In the standard consecutive numbering, orienting the tape from the smaller to the larger numbers, each segment of the tape (i.e., a segment between crossings) should be marked near its terminal end as shown above, so that the number naturally becomes a sub-address for the nearest crossing.
All the crossings in a corrugated basket look the same. Rotated so that the converging quadrant is at the bottom, as shown above, they all look like the diagram. The crossing has a binomial address (represented here generically by 0,1): an even sub-address on the left and an odd sub-address on the right. (Those positions might just as well be reversed, but, to make things easier for the basket maker, we will always choose a basepoint for the counting that makes the above diagram correct.)
The oriented geodesic path is always a boundary between white and a tinted region. At each crossing, white switches sides; “black” also switches sides but its tint changes as well. For example, in the diagram, the 0 strand, before this crossing, has white on the right, and the dark tint on the left. After this crossing, white is on the left and the light tint is on the right. Also, the sub-address will have incremented by one and so changed parity.
If we are going to be walking along the path a lot in the oriented direction, it might be good to have the right leg shorter than the left because there is always going to be either a dale on the left or a hill on the right.

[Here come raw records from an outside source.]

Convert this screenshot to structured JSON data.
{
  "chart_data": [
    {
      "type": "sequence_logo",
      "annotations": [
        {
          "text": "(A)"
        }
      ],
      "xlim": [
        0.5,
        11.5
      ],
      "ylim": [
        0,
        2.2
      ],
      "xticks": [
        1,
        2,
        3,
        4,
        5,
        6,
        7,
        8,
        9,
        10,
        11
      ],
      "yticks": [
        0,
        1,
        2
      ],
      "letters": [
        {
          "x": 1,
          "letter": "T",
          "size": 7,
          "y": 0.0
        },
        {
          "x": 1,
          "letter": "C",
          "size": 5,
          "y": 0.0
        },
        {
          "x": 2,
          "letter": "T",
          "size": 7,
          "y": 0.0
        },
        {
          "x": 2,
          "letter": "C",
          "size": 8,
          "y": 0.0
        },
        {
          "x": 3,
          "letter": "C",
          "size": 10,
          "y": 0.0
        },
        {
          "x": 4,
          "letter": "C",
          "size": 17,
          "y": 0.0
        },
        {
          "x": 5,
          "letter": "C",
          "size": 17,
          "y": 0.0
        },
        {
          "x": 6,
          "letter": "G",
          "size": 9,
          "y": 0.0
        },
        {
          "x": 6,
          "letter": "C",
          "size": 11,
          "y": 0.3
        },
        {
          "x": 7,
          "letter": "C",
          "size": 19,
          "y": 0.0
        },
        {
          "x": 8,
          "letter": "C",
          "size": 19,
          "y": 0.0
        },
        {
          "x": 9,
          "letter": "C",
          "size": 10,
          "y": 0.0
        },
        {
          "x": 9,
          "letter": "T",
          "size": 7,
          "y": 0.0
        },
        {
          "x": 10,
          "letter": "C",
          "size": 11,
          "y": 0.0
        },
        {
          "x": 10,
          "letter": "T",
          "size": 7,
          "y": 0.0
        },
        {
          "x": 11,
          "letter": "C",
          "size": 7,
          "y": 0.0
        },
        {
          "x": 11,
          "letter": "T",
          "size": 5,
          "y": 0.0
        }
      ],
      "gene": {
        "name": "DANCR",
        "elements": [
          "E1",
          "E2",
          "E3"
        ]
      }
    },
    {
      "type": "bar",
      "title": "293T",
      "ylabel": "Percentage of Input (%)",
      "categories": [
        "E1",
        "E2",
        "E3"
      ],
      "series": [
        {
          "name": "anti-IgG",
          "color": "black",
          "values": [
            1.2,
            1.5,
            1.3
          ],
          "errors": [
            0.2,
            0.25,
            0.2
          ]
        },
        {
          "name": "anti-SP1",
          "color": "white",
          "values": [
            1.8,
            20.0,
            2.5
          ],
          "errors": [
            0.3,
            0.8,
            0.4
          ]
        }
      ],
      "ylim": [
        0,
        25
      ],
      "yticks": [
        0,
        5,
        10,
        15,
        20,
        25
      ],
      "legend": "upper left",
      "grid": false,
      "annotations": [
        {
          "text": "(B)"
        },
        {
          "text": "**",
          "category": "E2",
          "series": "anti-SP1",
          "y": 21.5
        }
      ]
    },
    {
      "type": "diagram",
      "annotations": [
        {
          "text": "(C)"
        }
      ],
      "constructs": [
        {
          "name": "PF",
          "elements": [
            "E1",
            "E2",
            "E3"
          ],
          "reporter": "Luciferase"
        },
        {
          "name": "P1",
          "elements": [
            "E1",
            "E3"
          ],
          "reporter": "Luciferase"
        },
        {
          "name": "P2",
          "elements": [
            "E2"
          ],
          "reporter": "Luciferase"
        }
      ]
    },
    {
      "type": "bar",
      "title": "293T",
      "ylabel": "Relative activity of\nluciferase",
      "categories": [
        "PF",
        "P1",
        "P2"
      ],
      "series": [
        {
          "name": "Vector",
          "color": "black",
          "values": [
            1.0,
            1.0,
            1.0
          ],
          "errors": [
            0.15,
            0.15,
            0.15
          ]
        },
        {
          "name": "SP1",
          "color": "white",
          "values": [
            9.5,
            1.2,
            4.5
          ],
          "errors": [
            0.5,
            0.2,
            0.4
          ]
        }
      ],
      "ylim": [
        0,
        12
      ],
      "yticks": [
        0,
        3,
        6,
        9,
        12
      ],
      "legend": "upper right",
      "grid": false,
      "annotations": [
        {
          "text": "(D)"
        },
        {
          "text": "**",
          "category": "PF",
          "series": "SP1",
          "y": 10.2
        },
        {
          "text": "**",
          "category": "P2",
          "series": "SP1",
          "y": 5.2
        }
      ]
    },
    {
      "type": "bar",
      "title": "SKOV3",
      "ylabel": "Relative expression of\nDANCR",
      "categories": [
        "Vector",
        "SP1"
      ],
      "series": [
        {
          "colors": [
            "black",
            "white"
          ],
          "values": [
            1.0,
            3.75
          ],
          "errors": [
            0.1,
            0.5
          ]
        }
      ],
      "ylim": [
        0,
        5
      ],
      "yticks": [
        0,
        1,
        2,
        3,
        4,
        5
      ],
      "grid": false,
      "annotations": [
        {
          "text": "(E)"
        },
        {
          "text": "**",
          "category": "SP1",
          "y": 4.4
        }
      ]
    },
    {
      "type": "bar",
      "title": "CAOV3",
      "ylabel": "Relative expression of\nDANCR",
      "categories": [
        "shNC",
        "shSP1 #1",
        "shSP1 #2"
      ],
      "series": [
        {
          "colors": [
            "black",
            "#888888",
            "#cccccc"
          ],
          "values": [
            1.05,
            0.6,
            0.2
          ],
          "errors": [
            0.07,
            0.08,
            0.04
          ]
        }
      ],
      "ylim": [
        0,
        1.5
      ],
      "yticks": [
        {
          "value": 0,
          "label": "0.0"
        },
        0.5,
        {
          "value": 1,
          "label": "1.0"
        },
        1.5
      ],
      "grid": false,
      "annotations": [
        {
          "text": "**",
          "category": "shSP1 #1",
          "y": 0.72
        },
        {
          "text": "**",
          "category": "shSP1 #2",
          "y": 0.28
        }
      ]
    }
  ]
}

0 and 1 in the diagram merely symbolize even and odd sub-addresses, their relative magnitude is unknown: either could be the bigger sub-address and thus the later strand. If, say, the even sub-address is bigger, then we are colliding with the left side of the earlier strand and are potentially closing a dale region, conversely, if the odd address is bigger, then we are colliding with the right side of the earlier strand, and are potentially closing a hill region.
If we always write the full address in "even-odd" order, it is easy to remember on which side of the smaller sub-address the bigger sub-address is approaching.